Some characters cannot be part of a URL (for example, the space) and some other characters have a special meaning in a URL. In HTML forms, the character = is used to separate a name from a value. The URI generic syntax uses URL encoding to deal with this problem, while HTML forms make some additional substitutions rather than applying percent encoding for all such characters.
For example, spaces in a string are either encoded with %20 or replaced with the plus sign (+). If you use a pipe character (|) as a separator, be sure to encode the pipe as %7C. A comma in a string should be encoded as %2C.

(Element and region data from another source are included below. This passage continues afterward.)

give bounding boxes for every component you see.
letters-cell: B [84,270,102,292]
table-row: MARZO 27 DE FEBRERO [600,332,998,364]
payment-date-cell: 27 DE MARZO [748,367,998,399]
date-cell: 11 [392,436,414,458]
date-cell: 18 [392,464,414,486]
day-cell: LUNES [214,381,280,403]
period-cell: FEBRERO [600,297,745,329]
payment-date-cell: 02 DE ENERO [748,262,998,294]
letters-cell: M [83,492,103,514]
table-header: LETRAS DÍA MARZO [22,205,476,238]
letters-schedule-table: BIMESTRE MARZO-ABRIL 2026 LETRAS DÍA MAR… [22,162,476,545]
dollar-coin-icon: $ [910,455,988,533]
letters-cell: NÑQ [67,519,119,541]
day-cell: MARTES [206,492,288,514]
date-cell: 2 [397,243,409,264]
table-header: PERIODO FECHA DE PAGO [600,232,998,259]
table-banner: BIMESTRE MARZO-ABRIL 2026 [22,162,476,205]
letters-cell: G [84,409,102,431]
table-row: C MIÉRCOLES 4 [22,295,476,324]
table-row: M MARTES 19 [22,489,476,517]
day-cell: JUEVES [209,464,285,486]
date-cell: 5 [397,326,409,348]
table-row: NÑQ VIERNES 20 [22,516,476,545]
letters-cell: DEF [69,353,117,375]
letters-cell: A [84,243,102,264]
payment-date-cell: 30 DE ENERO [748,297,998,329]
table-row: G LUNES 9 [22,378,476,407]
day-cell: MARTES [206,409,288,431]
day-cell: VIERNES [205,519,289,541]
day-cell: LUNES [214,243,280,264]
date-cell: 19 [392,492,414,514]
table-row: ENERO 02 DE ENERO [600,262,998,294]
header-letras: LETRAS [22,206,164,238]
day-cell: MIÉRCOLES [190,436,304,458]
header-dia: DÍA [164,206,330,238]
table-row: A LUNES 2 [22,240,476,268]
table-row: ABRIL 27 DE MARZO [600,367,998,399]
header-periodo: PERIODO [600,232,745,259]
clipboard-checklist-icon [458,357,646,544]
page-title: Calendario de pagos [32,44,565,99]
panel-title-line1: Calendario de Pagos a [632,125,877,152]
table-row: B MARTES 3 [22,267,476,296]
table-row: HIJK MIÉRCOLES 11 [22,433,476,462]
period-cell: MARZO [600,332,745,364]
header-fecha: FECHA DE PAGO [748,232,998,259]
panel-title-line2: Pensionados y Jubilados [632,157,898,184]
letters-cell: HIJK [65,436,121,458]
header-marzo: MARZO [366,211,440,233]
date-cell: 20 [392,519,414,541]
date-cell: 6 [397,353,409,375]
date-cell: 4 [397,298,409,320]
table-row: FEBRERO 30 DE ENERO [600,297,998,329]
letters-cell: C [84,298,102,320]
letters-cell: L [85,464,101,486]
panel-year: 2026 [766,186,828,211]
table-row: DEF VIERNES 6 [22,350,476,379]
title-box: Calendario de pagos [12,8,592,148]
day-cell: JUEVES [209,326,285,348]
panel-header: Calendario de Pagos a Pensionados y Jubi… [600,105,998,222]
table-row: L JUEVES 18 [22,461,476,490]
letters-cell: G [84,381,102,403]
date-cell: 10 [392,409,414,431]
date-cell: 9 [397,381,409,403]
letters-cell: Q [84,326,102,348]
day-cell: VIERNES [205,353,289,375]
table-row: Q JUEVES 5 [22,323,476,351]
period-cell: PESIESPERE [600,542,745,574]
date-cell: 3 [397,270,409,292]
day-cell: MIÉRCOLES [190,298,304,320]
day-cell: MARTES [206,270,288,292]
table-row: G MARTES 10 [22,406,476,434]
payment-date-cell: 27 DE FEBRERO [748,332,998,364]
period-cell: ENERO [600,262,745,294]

It is recommended you use your platform's normal URL building libraries to automatically encode your URLs, to ensure the URLs are properly escaped for your platform. Additionally, URLs are limited to 2048 characters for each request. Be aware of this limit when constructing your URLs.
Building a Valid URL
You may think that a "valid" URL is self-evident, but that's not quite the case. A URL entered within an address bar in a browser, for example, may contain special characters (e.g. "上海+中國"); the browser needs to internally translate those characters into a different encoding before transmission. By the same token, any code that generates or accepts UTF-8 input might treat URLs with UTF-8 characters as "valid", but would also need to translate those characters before sending them out to a web server. This process is called URL-encoding or percent-encoding.
Special characters
We need to translate special characters because all URLs need to conform to the syntax specified by the W3 Uniform Resource Identifier specification. In effect, this means that URLs must contain only a special subset of ASCII characters: the familiar alphanumeric symbols, and some reserved characters for use as control characters within URLs. The table below summarizes these characters:
Set | characters | URL usage |
Alphanumeric | a b c d e f g h i j k l m n o p q r s t u v w x y z A B C D E F G H I J K L M N O P Q R S T U V W X Y Z 0 1 2 3 4 5 6 7 8 9 | Text strings, scheme usage (http), port (8080), etc. |
Unreserved | - _ . ~ | Text strings |
Reserved | ! * ' ( ) ; : @ & = + $ , / ? % # [ ] | Control characters and/or Text Strings |
When building a valid URL, you must ensure that it contains only those characters shown above. Conforming a URL to use this set of characters generally leads to two issues, one of omission and one of substitution:
- Characters that you wish to handle exist outside of the above set. For example, characters in foreign languages such as 上海+中國 need to be encoded using the above characters. By popular convention, spaces (which are not allowed within URLs) are often represented using the plus '+' character as well.
- Characters exist within the above set as reserved characters, but need to be used literally. For example, ? is used within URLs to indicate the beginning of the query string; if you wish to use the string "? and the Mysterions," you'd need to encode the '?' character.
All characters to be URL-encoded are encoded using a '%' character and a two-character hex value corresponding to their UTF-8 character. For example, 上海+中國 in UTF-8 would be URL-encoded as %E4%B8%8A%E6%B5%B7%2B%E4%B8%AD%E5%9C%8B. The string ? and the Mysterians would be URL-encoded as %3F+and+the+Mysterians.